In my introduction to groupoids, I mentioned that if you have a groupoid, you can find
groups within it. Given a groupoid in categorical form, if you take any object in the
groupoid, and collect up the paths through morphisms from that object back to itself, then
that collection will form a group. Today, I’m going to explore a bit more of the relationship
between groupoids and groups.

Before I get into it, I’d like to do two things. First, a mea culpa: this stuff is out on the edge of what I really understand. My category-theory-foo isn’t great, and I’m definitely
on thin ice here. I think that I’ve worked things out enough to get this right, but I’m
not sure. So category-savvy commenters, please let me know if you see any major problems, and I’ll do my best to fix them quickly; other folks, be warned that I might have blown some of the details.

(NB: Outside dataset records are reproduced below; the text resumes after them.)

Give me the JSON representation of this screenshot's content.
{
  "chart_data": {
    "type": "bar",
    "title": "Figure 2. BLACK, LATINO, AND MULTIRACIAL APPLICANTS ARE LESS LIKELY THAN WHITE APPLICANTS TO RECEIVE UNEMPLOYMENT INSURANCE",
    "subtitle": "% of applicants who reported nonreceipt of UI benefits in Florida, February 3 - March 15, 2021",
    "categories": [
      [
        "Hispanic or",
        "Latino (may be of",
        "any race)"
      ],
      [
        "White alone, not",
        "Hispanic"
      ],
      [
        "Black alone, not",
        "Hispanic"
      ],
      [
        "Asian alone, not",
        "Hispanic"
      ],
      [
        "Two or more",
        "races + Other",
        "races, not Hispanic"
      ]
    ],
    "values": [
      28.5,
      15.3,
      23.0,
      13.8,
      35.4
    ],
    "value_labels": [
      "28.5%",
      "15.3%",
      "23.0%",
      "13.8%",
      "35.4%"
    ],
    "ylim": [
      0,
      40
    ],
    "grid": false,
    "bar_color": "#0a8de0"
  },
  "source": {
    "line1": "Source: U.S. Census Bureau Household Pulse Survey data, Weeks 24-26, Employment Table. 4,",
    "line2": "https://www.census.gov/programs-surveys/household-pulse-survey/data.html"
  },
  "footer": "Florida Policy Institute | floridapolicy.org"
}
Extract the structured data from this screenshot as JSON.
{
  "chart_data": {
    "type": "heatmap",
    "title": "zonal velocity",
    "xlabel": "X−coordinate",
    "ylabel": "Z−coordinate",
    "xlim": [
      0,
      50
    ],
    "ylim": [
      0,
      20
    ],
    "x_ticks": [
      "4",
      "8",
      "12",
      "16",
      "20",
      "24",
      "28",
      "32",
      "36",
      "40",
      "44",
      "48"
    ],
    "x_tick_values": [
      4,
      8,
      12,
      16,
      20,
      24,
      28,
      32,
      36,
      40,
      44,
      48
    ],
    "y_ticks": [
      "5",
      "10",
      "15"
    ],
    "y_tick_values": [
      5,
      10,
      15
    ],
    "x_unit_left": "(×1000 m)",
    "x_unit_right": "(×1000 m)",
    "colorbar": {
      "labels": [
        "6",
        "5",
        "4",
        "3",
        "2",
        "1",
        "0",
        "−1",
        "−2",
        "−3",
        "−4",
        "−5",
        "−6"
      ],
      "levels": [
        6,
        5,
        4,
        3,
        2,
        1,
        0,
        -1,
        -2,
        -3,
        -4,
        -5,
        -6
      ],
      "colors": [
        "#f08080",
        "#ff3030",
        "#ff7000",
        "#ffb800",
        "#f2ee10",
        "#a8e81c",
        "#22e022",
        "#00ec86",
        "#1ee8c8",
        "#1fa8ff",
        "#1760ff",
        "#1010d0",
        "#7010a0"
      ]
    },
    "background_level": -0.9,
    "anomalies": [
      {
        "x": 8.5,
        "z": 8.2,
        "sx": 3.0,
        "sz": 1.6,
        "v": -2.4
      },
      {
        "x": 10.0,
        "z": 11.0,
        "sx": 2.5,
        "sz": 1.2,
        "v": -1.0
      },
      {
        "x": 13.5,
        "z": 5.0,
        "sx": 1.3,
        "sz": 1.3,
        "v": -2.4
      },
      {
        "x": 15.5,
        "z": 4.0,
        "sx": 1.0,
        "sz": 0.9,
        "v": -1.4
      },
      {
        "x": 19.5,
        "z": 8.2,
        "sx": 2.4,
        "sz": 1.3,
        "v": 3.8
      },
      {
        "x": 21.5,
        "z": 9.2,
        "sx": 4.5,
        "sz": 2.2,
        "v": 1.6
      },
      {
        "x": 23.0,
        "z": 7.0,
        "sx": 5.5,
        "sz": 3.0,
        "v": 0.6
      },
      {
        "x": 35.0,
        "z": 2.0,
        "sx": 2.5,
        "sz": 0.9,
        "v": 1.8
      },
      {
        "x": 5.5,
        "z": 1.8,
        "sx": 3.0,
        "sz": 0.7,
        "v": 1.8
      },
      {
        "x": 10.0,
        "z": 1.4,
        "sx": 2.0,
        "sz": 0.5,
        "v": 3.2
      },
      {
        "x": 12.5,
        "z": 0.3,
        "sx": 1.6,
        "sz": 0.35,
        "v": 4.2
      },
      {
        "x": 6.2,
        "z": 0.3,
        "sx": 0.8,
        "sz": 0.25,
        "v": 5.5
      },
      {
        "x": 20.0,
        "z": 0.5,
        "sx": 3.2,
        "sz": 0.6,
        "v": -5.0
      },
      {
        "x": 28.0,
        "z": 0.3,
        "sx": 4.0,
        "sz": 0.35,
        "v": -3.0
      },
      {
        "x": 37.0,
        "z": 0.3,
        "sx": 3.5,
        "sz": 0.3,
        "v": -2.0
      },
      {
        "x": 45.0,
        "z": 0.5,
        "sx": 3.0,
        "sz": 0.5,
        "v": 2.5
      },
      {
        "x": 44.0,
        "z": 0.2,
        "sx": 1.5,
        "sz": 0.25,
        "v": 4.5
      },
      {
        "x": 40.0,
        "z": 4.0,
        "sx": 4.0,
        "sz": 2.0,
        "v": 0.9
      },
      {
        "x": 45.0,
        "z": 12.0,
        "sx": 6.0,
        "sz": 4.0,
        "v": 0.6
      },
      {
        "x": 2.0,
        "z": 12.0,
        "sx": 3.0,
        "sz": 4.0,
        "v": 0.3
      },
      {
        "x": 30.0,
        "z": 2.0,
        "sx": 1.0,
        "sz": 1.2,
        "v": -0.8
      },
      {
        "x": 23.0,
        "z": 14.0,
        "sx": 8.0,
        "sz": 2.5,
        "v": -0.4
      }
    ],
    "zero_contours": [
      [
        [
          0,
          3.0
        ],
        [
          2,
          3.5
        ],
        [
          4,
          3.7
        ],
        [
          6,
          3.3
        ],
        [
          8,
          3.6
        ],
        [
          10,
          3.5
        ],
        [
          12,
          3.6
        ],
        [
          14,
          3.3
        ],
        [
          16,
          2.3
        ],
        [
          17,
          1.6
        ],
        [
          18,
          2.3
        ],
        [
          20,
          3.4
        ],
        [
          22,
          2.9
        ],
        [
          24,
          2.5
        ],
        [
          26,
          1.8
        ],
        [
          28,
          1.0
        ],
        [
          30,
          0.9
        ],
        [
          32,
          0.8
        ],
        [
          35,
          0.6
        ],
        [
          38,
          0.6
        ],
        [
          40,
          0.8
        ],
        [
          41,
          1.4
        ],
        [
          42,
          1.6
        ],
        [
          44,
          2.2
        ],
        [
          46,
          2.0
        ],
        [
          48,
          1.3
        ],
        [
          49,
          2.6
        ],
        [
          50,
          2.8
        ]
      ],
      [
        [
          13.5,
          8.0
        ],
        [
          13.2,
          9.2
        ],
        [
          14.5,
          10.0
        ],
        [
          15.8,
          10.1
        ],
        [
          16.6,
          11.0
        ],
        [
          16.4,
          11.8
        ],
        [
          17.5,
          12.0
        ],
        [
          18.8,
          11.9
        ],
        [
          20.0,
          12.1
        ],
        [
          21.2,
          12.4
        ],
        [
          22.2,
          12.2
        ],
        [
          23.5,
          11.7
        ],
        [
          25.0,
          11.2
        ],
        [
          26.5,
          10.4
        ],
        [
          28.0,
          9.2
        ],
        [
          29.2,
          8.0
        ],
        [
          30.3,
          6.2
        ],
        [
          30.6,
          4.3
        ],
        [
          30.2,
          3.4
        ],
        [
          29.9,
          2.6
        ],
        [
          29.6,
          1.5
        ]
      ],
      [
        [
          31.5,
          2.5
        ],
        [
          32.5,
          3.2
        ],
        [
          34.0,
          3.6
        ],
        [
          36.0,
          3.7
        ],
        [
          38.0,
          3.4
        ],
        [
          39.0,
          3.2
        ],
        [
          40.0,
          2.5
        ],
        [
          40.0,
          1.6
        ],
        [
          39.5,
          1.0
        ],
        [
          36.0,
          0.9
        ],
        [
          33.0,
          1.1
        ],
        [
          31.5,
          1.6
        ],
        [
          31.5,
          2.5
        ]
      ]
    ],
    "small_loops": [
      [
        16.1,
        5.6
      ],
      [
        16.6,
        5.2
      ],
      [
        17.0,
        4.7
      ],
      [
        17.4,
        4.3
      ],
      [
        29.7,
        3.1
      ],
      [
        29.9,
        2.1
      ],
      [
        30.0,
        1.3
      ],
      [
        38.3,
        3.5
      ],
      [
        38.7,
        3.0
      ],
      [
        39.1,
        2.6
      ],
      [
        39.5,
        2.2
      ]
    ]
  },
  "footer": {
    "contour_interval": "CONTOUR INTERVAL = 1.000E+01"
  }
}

Second, I’d like to point you at Wikipedia’s page on groupoids as a
reference. That article is quite good. I often look at the articles in Wikipedia and
MathWorld when I’m writing posts, and while wikipedia’s articles are rarely bad, they’re also
often not particularly good. That is, they cover the material, but often in a
somewhat disorganized, hard-to-follow fashion. In the case of groupoids, I think Wikipedia’s
article is the best general explanation of groupoids that I’ve seen – better than most
textbooks, and better than any other web-source that I’ve found. So if you’re interested in
finding out more than I’m going to write about here, that’s a good starting point.